By Father Zaven Arzoumanian, PhD
This year the Armenians worldwide are most worthily celebrating the 150th year of Gomidas Vartabed’s birth, the internationally distinguished Armenian talented musicologist of all times, who revived the Armenian art of music and placed it on highest pedestal. He stands the first who introduced the Armenian authentic music to the West through his performances in Paris and Berlin. Gomidas Vartabed studied at the Kevorkian Seminary in Holy Echmiadzin, went to study first in Tiflis under Makar Ekmalian, an Armenian composer and conductor, and soon after to Germany where he specialized in music and piano performance. He finally went to Constantinople at the dawn of the 20th century and organized unprecedented choral groups and numerous performances.
In his four accomplishments, vocal, instrumental, composition, and as a conductor of large choral groups in major metropolises in the Middle East, Gomidas’ talents radiated lights through the mirrors of a clear crystal as it were, ever illuminating both the Armenian generations and the European international art of music in the last one hundred years. Gomidas Vartabed was the unique musicologist who gathered our popular songs from ancient provinces of Armenia by hundreds, placing them on highest echelons, both in Armenia and Europe.
Double Fields
Gomidas cultivated double fields of music. The Armenian Church music from ancient sign notes of music written above each word, known as khaz, by way of revising the performance of the Holy Mass which has always been the pride of our past generations, as it is today.
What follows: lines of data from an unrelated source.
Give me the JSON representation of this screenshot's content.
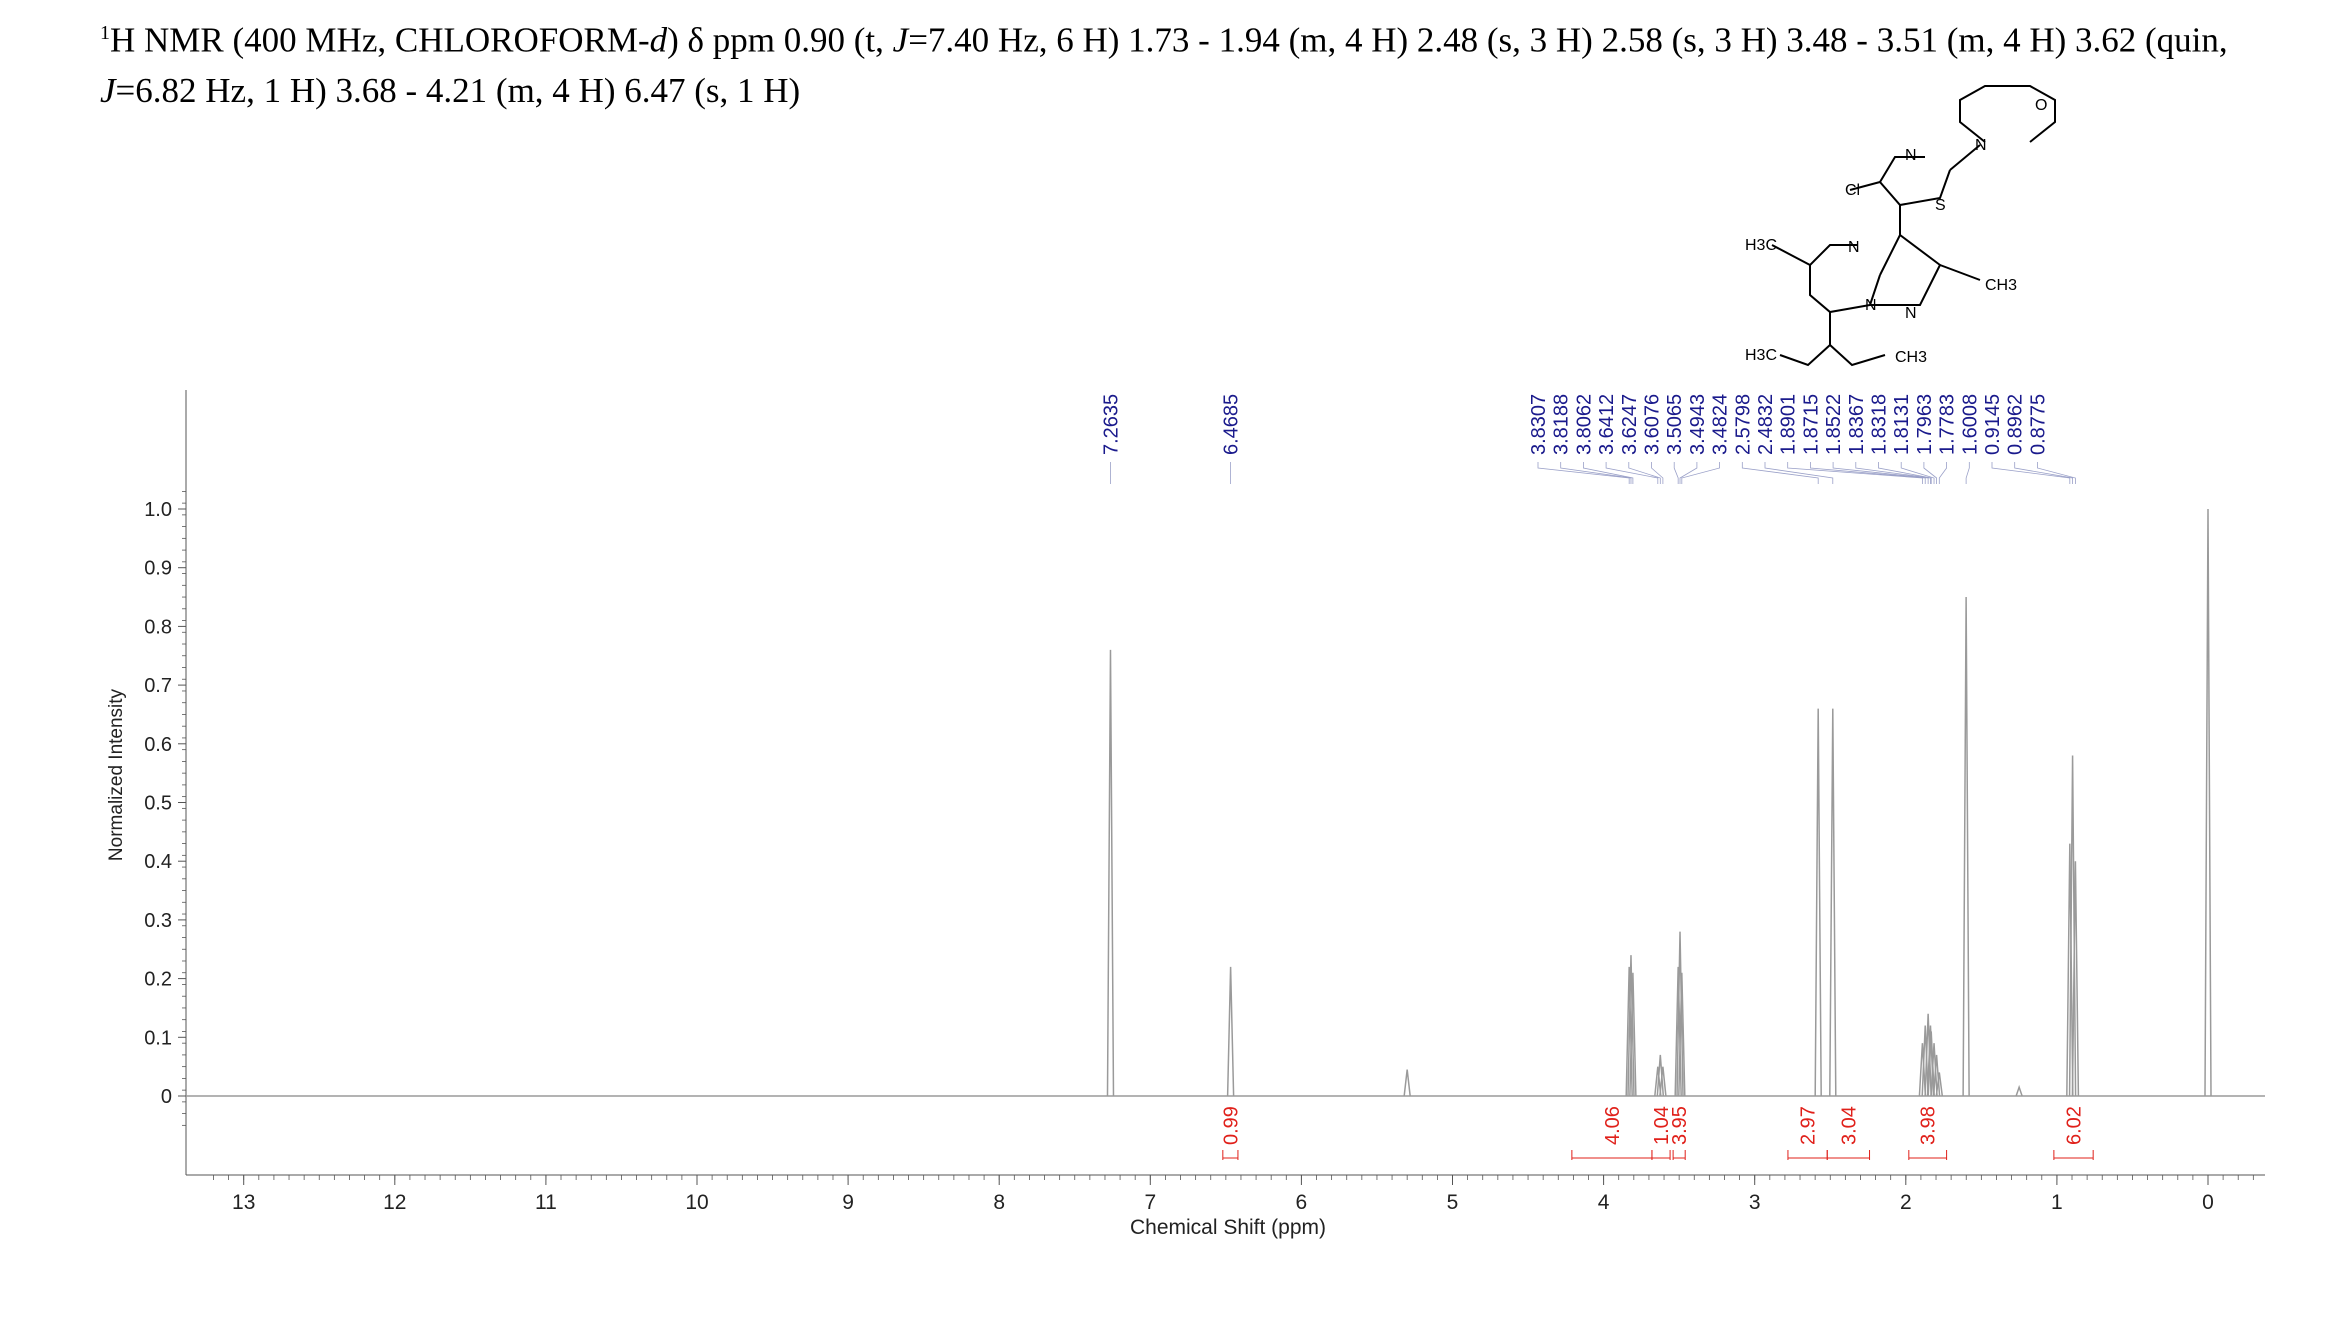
{
  "header": {
    "sup": "1",
    "line1_a": "H NMR (400 MHz, CHLOROFORM-",
    "line1_b": "d",
    "line1_c": ") δ ppm 0.90 (t, ",
    "line1_d": "J",
    "line1_e": "=7.40 Hz, 6 H) 1.73 - 1.94 (m, 4 H) 2.48 (s, 3 H) 2.58 (s, 3 H) 3.48 - 3.51 (m, 4 H) 3.62 (quin,",
    "line2_a": "J",
    "line2_b": "=6.82 Hz, 1 H) 3.68 - 4.21 (m, 4 H) 6.47 (s, 1 H)"
  },
  "structure": {
    "atoms": [
      "N",
      "O",
      "N",
      "Cl",
      "S",
      "H3C",
      "N",
      "N",
      "N",
      "CH3",
      "H3C",
      "CH3"
    ]
  },
  "colors": {
    "spectrum": "#9a9a9a",
    "peak_label": "#1a1a8c",
    "integral": "#e0201a",
    "axis": "#555555"
  },
  "chart_data": {
    "type": "line",
    "xlabel": "Chemical Shift (ppm)",
    "ylabel": "Normalized Intensity",
    "xlim": [
      13.3,
      -0.4
    ],
    "ylim": [
      -0.15,
      1.12
    ],
    "x_ticks": [
      13,
      12,
      11,
      10,
      9,
      8,
      7,
      6,
      5,
      4,
      3,
      2,
      1,
      0
    ],
    "y_ticks": [
      {
        "value": 1.0,
        "label": "1.0"
      },
      {
        "value": 0.9,
        "label": "0.9"
      },
      {
        "value": 0.8,
        "label": "0.8"
      },
      {
        "value": 0.7,
        "label": "0.7"
      },
      {
        "value": 0.6,
        "label": "0.6"
      },
      {
        "value": 0.5,
        "label": "0.5"
      },
      {
        "value": 0.4,
        "label": "0.4"
      },
      {
        "value": 0.3,
        "label": "0.3"
      },
      {
        "value": 0.2,
        "label": "0.2"
      },
      {
        "value": 0.1,
        "label": "0.1"
      },
      {
        "value": 0,
        "label": "0"
      }
    ],
    "peaks": [
      {
        "ppm": 7.2635,
        "intensity": 0.76
      },
      {
        "ppm": 6.4685,
        "intensity": 0.22
      },
      {
        "ppm": 5.3,
        "intensity": 0.045
      },
      {
        "ppm": 3.8307,
        "intensity": 0.22
      },
      {
        "ppm": 3.8188,
        "intensity": 0.24
      },
      {
        "ppm": 3.8062,
        "intensity": 0.21
      },
      {
        "ppm": 3.6412,
        "intensity": 0.05
      },
      {
        "ppm": 3.6247,
        "intensity": 0.07
      },
      {
        "ppm": 3.6076,
        "intensity": 0.05
      },
      {
        "ppm": 3.5065,
        "intensity": 0.22
      },
      {
        "ppm": 3.4943,
        "intensity": 0.28
      },
      {
        "ppm": 3.4824,
        "intensity": 0.21
      },
      {
        "ppm": 2.5798,
        "intensity": 0.66
      },
      {
        "ppm": 2.4832,
        "intensity": 0.66
      },
      {
        "ppm": 1.8901,
        "intensity": 0.09
      },
      {
        "ppm": 1.8715,
        "intensity": 0.12
      },
      {
        "ppm": 1.8522,
        "intensity": 0.14
      },
      {
        "ppm": 1.8367,
        "intensity": 0.12
      },
      {
        "ppm": 1.8318,
        "intensity": 0.11
      },
      {
        "ppm": 1.8131,
        "intensity": 0.09
      },
      {
        "ppm": 1.7963,
        "intensity": 0.07
      },
      {
        "ppm": 1.7783,
        "intensity": 0.04
      },
      {
        "ppm": 1.6008,
        "intensity": 0.85
      },
      {
        "ppm": 1.25,
        "intensity": 0.015
      },
      {
        "ppm": 0.9145,
        "intensity": 0.43
      },
      {
        "ppm": 0.8962,
        "intensity": 0.58
      },
      {
        "ppm": 0.8775,
        "intensity": 0.4
      },
      {
        "ppm": 0.0,
        "intensity": 1.0
      }
    ],
    "peak_labels": [
      {
        "ppm": 7.2635,
        "label": "7.2635"
      },
      {
        "ppm": 6.4685,
        "label": "6.4685"
      },
      {
        "ppm": 3.8307,
        "label": "3.8307"
      },
      {
        "ppm": 3.8188,
        "label": "3.8188"
      },
      {
        "ppm": 3.8062,
        "label": "3.8062"
      },
      {
        "ppm": 3.6412,
        "label": "3.6412"
      },
      {
        "ppm": 3.6247,
        "label": "3.6247"
      },
      {
        "ppm": 3.6076,
        "label": "3.6076"
      },
      {
        "ppm": 3.5065,
        "label": "3.5065"
      },
      {
        "ppm": 3.4943,
        "label": "3.4943"
      },
      {
        "ppm": 3.4824,
        "label": "3.4824"
      },
      {
        "ppm": 2.5798,
        "label": "2.5798"
      },
      {
        "ppm": 2.4832,
        "label": "2.4832"
      },
      {
        "ppm": 1.8901,
        "label": "1.8901"
      },
      {
        "ppm": 1.8715,
        "label": "1.8715"
      },
      {
        "ppm": 1.8522,
        "label": "1.8522"
      },
      {
        "ppm": 1.8367,
        "label": "1.8367"
      },
      {
        "ppm": 1.8318,
        "label": "1.8318"
      },
      {
        "ppm": 1.8131,
        "label": "1.8131"
      },
      {
        "ppm": 1.7963,
        "label": "1.7963"
      },
      {
        "ppm": 1.7783,
        "label": "1.7783"
      },
      {
        "ppm": 1.6008,
        "label": "1.6008"
      },
      {
        "ppm": 0.9145,
        "label": "0.9145"
      },
      {
        "ppm": 0.8962,
        "label": "0.8962"
      },
      {
        "ppm": 0.8775,
        "label": "0.8775"
      }
    ],
    "integrals": [
      {
        "from": 6.52,
        "to": 6.42,
        "value": "0.99"
      },
      {
        "from": 4.21,
        "to": 3.68,
        "value": "4.06"
      },
      {
        "from": 3.68,
        "to": 3.56,
        "value": "1.04"
      },
      {
        "from": 3.54,
        "to": 3.46,
        "value": "3.95"
      },
      {
        "from": 2.78,
        "to": 2.52,
        "value": "2.97"
      },
      {
        "from": 2.52,
        "to": 2.24,
        "value": "3.04"
      },
      {
        "from": 1.98,
        "to": 1.73,
        "value": "3.98"
      },
      {
        "from": 1.02,
        "to": 0.76,
        "value": "6.02"
      }
    ]
  }
}
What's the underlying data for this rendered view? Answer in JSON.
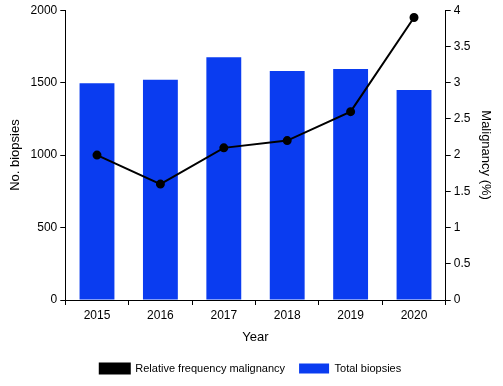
{
  "chart_data": {
    "type": "bar",
    "categories": [
      "2015",
      "2016",
      "2017",
      "2018",
      "2019",
      "2020"
    ],
    "series": [
      {
        "name": "Total biopsies",
        "type": "bar",
        "color": "#0a3cf0",
        "values": [
          1495,
          1520,
          1675,
          1580,
          1595,
          1450
        ]
      },
      {
        "name": "Relative frequency malignancy",
        "type": "line",
        "color": "#000000",
        "marker": "circle",
        "line_style": "solid",
        "axis": "y2",
        "values": [
          2.0,
          1.6,
          2.1,
          2.2,
          2.6,
          3.9
        ]
      }
    ],
    "x_label": "Year",
    "y_label": "No. biopsies",
    "y2_label": "Malignancy (%)",
    "ylim": [
      0,
      2000
    ],
    "yticks": [
      0,
      500,
      1000,
      1500,
      2000
    ],
    "y2lim": [
      0,
      4
    ],
    "y2ticks": [
      0,
      0.5,
      1,
      1.5,
      2,
      2.5,
      3,
      3.5,
      4
    ],
    "grid": false,
    "legend": "bottom"
  }
}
The second field was the fertile land of Armenian ethnic music, kept in the dark at a very low key, for which Gomidas Vartabed felt most ambitious in touring remote villages and collecting those remnants personally, qualifying them before giving his seal of approval with a European touch, so that the entire world seriously and with admiration would recognize the ethnic nature of the Armenian folk music, now expressed in highest classical format from the very source of the Armenian people.
In his own words, Gomidas has stated quite simply that “One single and pure musical note is worth a thousand lectures, because a speech must be clearly heard, understood, and digested, in order to get some nutrition from it, and that requires some time, whereas a musical note penetrates directly in one minute.” He gave many lectures before international critics and composers, but he also sang, using the piano, and teaching the Armenian music transferring it from the East to the West. In his own words, “recently I read two lectures in the Conservatory of Berlin on the Armenian music in general. It was truly a success, as I added to it special data on the Eastern music. Both lectures revealed my reputation in front of the world of music as a qualified musicologist.”